An online education nonprofit, Khan Academy, is experimenting with an AI chatbot teaching assistant. In order to help students with math, the A.I. chatbot sends the problem to an actual calculator, while students see “doing math” on the screen. Once the actual calculators are done, the student gets the answer. Khan Academy is using tools actually meant for math instead of having the A.I. chatbots get things wrong. Similarly, ChatGPT has also used a workaround for certain math problems. The chatbot gets help with large-number division and multiplication on another calculator program.
A high school math teacher in New York, Mr. Schneider, believes that while schools may try to ban A.I., students will still use them.these slip-ups have turned into a learning opportunity in his class. Students compare their answers to the bots. Who’s right? Who’s wrong? How? And why? “It teaches them to look at things with a critical eye and sharpens critical thinking,” he said. “It’s similar to asking another human—they might be right and they might be wrong.”
These A.I. chatbots excel when they have consumed large amounts of training data, like textbooks and standardized tests. What happens is that the chatbots have analyzed something very similar, or even the same question. A.I.’s performance in math has ignited a debate in the A.I. community about how to move forward in the field. Mainly, there are two sides. One side believes that advanced neural networks, also known as large language models, will power A.I. to steady progress and A.G.I. (artificial general intelligence). This computer will be able to do anything the human brain can do. This is the dominant side of Silicon Valley.

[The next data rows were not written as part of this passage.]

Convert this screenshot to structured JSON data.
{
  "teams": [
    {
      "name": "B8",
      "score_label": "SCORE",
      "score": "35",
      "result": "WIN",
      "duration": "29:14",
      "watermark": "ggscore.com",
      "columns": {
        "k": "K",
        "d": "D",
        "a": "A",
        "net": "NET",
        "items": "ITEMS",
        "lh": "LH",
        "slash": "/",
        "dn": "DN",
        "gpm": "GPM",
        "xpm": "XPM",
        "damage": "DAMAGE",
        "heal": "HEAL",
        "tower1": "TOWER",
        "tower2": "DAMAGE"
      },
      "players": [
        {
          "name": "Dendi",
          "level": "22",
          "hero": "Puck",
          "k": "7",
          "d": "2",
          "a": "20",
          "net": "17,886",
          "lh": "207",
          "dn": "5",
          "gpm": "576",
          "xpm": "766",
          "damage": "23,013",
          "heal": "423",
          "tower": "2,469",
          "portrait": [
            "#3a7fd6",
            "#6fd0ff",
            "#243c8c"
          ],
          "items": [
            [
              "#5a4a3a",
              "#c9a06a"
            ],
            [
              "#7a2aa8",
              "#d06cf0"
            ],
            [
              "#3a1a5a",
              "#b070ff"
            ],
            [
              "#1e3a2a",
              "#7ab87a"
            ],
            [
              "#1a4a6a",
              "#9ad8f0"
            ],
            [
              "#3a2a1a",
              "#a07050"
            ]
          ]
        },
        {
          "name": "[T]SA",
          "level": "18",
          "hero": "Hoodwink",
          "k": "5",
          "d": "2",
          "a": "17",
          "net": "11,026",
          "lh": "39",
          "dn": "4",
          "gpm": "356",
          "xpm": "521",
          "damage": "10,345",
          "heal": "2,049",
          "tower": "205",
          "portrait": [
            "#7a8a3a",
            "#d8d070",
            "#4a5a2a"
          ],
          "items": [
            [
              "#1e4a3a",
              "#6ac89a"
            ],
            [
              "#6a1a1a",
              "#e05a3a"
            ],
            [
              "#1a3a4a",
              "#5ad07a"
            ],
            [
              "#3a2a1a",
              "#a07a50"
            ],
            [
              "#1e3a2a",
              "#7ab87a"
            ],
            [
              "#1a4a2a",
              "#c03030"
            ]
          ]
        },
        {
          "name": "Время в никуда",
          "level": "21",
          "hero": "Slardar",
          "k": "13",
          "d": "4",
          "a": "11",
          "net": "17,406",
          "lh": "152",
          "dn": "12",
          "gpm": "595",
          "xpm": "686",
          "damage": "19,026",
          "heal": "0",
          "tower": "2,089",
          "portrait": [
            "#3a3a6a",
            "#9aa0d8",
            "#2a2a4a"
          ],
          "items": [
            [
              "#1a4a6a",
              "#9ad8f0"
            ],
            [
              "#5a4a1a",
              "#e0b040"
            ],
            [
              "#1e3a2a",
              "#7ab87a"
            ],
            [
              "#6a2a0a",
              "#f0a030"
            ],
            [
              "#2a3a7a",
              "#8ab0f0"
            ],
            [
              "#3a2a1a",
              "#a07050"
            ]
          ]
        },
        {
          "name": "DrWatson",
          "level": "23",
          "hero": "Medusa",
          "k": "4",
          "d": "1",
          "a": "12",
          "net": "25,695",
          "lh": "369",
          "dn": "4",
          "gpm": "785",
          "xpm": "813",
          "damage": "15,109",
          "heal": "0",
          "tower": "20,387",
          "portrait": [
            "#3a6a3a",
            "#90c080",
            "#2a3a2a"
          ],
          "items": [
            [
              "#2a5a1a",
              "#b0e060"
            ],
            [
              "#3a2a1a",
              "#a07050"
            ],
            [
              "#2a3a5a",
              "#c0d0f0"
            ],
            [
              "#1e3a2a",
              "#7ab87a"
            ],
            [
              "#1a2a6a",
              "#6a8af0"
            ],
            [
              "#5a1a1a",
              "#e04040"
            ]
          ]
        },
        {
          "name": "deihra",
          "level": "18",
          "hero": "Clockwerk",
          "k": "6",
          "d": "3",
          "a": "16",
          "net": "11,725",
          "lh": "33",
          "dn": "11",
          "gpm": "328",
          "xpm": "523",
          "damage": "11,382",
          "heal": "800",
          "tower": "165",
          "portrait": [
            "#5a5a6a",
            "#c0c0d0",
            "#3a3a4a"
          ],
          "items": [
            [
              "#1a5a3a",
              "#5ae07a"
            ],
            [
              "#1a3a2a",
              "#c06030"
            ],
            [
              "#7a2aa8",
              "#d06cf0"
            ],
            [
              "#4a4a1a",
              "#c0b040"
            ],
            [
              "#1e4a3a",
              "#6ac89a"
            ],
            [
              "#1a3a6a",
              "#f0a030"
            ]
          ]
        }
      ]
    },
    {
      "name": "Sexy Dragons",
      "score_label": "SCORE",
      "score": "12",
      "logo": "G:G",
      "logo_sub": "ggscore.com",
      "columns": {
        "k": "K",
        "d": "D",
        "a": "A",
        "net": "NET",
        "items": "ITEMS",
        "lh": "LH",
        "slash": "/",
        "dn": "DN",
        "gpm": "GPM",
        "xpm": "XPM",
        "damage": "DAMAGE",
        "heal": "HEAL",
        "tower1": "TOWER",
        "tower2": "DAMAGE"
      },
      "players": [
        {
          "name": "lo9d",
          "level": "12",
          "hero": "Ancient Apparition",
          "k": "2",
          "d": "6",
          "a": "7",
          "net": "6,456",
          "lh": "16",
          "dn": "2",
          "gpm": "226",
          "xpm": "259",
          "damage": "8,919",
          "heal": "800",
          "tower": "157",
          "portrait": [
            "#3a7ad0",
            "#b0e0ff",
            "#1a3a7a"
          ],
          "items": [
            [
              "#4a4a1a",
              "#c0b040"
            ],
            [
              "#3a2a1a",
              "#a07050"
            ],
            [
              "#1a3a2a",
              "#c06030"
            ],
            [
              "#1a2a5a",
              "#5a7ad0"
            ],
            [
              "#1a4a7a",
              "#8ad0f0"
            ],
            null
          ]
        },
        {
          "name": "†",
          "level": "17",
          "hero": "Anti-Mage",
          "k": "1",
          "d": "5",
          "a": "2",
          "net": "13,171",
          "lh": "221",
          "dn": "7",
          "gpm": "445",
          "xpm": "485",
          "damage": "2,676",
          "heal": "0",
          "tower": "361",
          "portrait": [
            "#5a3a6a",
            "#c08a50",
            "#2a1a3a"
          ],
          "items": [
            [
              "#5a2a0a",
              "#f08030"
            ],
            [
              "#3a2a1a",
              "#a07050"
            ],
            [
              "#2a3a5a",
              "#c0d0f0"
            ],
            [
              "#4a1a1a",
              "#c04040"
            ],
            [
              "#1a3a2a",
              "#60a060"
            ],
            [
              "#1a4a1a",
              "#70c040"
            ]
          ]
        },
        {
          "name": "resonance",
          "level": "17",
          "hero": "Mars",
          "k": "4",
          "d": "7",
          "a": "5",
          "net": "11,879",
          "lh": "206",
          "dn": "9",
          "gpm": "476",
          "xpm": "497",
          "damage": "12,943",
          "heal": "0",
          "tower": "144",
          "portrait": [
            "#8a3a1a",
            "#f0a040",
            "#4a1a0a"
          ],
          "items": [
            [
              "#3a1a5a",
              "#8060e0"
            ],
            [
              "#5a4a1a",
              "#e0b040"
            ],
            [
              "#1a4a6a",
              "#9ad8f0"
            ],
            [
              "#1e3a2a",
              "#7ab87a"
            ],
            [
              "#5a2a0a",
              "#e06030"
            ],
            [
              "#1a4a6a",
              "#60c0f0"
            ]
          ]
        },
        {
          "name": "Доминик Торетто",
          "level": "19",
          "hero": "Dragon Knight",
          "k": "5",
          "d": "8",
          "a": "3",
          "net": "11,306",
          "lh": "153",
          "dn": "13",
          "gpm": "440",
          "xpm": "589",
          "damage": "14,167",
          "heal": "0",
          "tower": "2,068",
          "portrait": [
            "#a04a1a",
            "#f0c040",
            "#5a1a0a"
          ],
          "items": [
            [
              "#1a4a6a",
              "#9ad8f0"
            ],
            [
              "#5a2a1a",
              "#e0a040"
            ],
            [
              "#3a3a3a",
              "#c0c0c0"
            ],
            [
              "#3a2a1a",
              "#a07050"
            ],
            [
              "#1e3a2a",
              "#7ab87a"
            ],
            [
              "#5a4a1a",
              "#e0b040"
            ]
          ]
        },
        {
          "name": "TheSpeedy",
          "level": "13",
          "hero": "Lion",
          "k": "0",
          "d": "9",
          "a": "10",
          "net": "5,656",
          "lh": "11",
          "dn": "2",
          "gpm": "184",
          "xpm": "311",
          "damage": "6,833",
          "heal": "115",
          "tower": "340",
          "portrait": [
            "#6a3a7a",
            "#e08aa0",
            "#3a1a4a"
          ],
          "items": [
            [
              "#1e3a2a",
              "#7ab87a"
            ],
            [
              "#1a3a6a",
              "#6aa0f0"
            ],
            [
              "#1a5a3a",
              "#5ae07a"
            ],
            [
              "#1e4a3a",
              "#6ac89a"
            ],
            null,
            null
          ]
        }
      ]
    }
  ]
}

The other side, however, believes that the large language models have little common sense or logical reasoning. A prominent figure on this side is Dr. LeCun, who has insisted on another approach called world modeling. Basically, it is a system that allows the bots to learn about the world much like humans do. However, it may take a decade or so to achieve.
Meanwhile, don’t trust A.I. programs that much. Don’t trust everything it tells you.